“For years I was sure the worst thing that could happen to a nice guy like me would be that I would turn out to be an alcoholic. Today I find it’s the best thing that has ever happened to me. Today I find it’s the best thing that has ever happened to me. This proves I don’t know what’s good for me.” Big Book of Alcoholics Anonymous pg. 417-418
Admitting I was an alcoholic was easy. My life was overrun by the bedevilments talked about in the Big Book: I was having trouble with personal relationships, I couldn’t control my emotional natures, I was prey to misery and depression, I couldn’t make a living, I had a feeling of uselessness, I was full of fear, I was unhappy, and I could not seem to be of any real help to others. Faced with these bedevilments and the mountain of evidence that the wreckage of my past presented, conceding to the fact that I was in fact an alcoholic was relatively easy to admit.
That was my Step 1 experience. Although I had readily admitted I was an alcoholic and had felt a sense of freedom, however small, from taking this step, being an alcoholic was still a somewhat depressing pill to swallow. I was fortunate to be blessed with the willingness to continue down the path suggested and work through the remaining steps and this is where I found my true freedom from the bondage of self and the grips of a hopeless state of mind.

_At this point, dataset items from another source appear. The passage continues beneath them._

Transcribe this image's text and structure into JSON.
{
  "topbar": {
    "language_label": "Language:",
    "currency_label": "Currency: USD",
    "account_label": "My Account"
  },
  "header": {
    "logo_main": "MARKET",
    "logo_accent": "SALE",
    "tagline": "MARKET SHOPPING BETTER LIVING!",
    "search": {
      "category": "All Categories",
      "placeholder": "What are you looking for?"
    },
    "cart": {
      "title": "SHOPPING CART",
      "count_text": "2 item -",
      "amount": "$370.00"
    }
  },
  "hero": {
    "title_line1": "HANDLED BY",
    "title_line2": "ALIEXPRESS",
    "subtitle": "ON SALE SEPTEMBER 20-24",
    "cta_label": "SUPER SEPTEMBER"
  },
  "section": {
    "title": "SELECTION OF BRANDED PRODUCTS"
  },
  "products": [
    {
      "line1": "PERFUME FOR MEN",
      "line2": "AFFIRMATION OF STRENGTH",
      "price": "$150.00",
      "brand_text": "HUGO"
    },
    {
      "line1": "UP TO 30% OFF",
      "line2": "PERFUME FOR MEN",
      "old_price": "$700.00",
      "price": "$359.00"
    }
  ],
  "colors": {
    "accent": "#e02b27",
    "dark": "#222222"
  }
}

I recently was chatting with a friend who works as a social worker in Washington state and works with numerous suffering addicts and alcoholics. We were having a fairly light conversation about my experience with A.A. when he asked me, “Does it not get depressing saying ‘My name is blank and I’m an alcoholic’ everyday?” I told him no, because I am not just an alcoholic today. When I was out on the streets living in my addiction, I was only an alcoholic. But today, I am a good friend, a good son, a hard worker, a responsible member of A.A., and so much more. I am definitely still an alcoholic, but that is far from all I am today. I have found spiritual freedom and a new outlook on life, which I could never have had if I hadn’t first admitted and accepted that I am an alcoholic.